If we had to make South Korea work with Type 1 diabetes and coeliac? A woman literally came out of her restaurant, looked at us, and said, “Gluten free?” We ended up eating some of the best fried chicken we’ve ever had — gluten free, in a backstreet alley, in a city I thought I’d never survive in.

“Your Father knows what you need before you ask Him.” — Matthew 6:8

“He who did not spare His own Son, but gave Him up for us all — how will He not also, along with Him, graciously give us all things?” — Romans 8:32

Here’s what I’m learning:

  • Don’t let the challenges of life stop you from trusting God with your dreams.
  • The limitations are real — but so is His power made perfect in weakness (2 Corinthians 12:9).
  • He’s not surprised by your story.
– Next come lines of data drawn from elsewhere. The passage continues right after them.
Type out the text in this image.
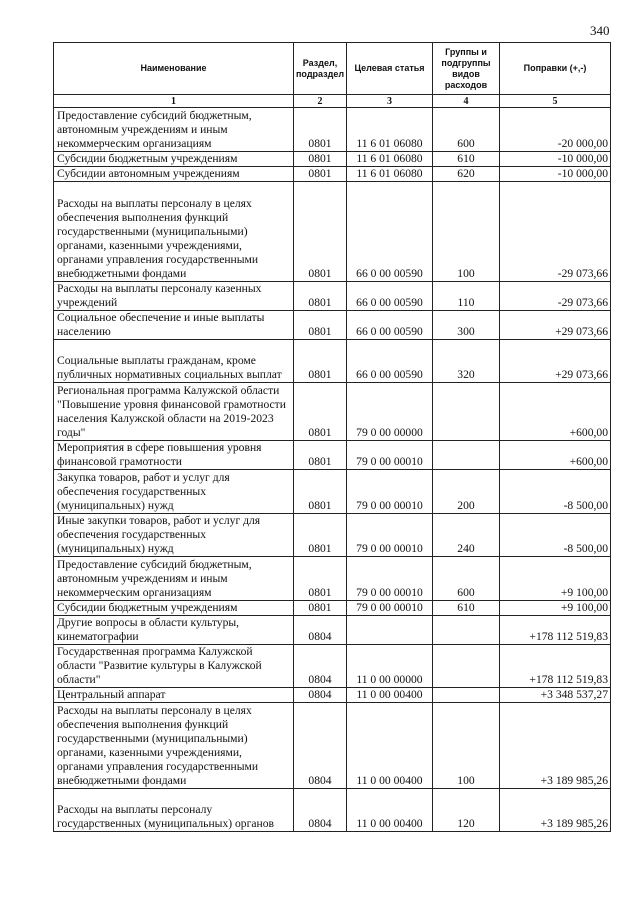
340
Наименование	Раздел, подраздел	Целевая статья	Группы и подгруппы видов расходов	Поправки (+,-)
1	2	3	4	5
Предоставление субсидий бюджетным, автономным учреждениям и иным некоммерческим организациям	0801	11 6 01 06080	600	-20 000,00
Субсидии бюджетным учреждениям	0801	11 6 01 06080	610	-10 000,00
Субсидии автономным учреждениям	0801	11 6 01 06080	620	-10 000,00
Расходы на выплаты персоналу в целях обеспечения выполнения функций государственными (муниципальными) органами, казенными учреждениями, органами управления государственными внебюджетными фондами	0801	66 0 00 00590	100	-29 073,66
Расходы на выплаты персоналу казенных учреждений	0801	66 0 00 00590	110	-29 073,66
Социальное обеспечение и иные выплаты населению	0801	66 0 00 00590	300	+29 073,66
Социальные выплаты гражданам, кроме публичных нормативных социальных выплат	0801	66 0 00 00590	320	+29 073,66
Региональная программа Калужской области "Повышение уровня финансовой грамотности населения Калужской области на 2019-2023 годы"	0801	79 0 00 00000		+600,00
Мероприятия в сфере повышения уровня финансовой грамотности	0801	79 0 00 00010		+600,00
Закупка товаров, работ и услуг для обеспечения государственных (муниципальных) нужд	0801	79 0 00 00010	200	-8 500,00
Иные закупки товаров, работ и услуг для обеспечения государственных (муниципальных) нужд	0801	79 0 00 00010	240	-8 500,00
Предоставление субсидий бюджетным, автономным учреждениям и иным некоммерческим организациям	0801	79 0 00 00010	600	+9 100,00
Субсидии бюджетным учреждениям	0801	79 0 00 00010	610	+9 100,00
Другие вопросы в области культуры, кинематографии	0804			+178 112 519,83
Государственная программа Калужской области "Развитие культуры в Калужской области"	0804	11 0 00 00000		+178 112 519,83
Центральный аппарат	0804	11 0 00 00400		+3 348 537,27
Расходы на выплаты персоналу в целях обеспечения выполнения функций государственными (муниципальными) органами, казенными учреждениями, органами управления государственными внебюджетными фондами	0804	11 0 00 00400	100	+3 189 985,26
Расходы на выплаты персоналу государственных (муниципальных) органов	0804	11 0 00 00400	120	+3 189 985,26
He’s already in the parts you fear most.

“Trust in the Lord with all your heart and lean not on your own understanding; in all your ways acknowledge Him, and He will make your paths straight.” — Proverbs 3:5–6

He meets us in despair not just to fix what’s broken, but to love us there.

To reshape what we thought life had to look like, and to lead us into something fuller.

“For I know the plans I have for you,” declares the Lord, “plans to prosper you and not to harm you, plans to give you a future and a hope.” — Jeremiah 29:11

Man makes plans — God laughs.

But His laugh isn’t cruel. It’s kind. It’s the laugh of a Father who sees what’s coming and is already working good from what we thought was lost.

This wasn’t the life I imagined. It’s better.

Because when God blesses you in the unexpected, it’s never second best.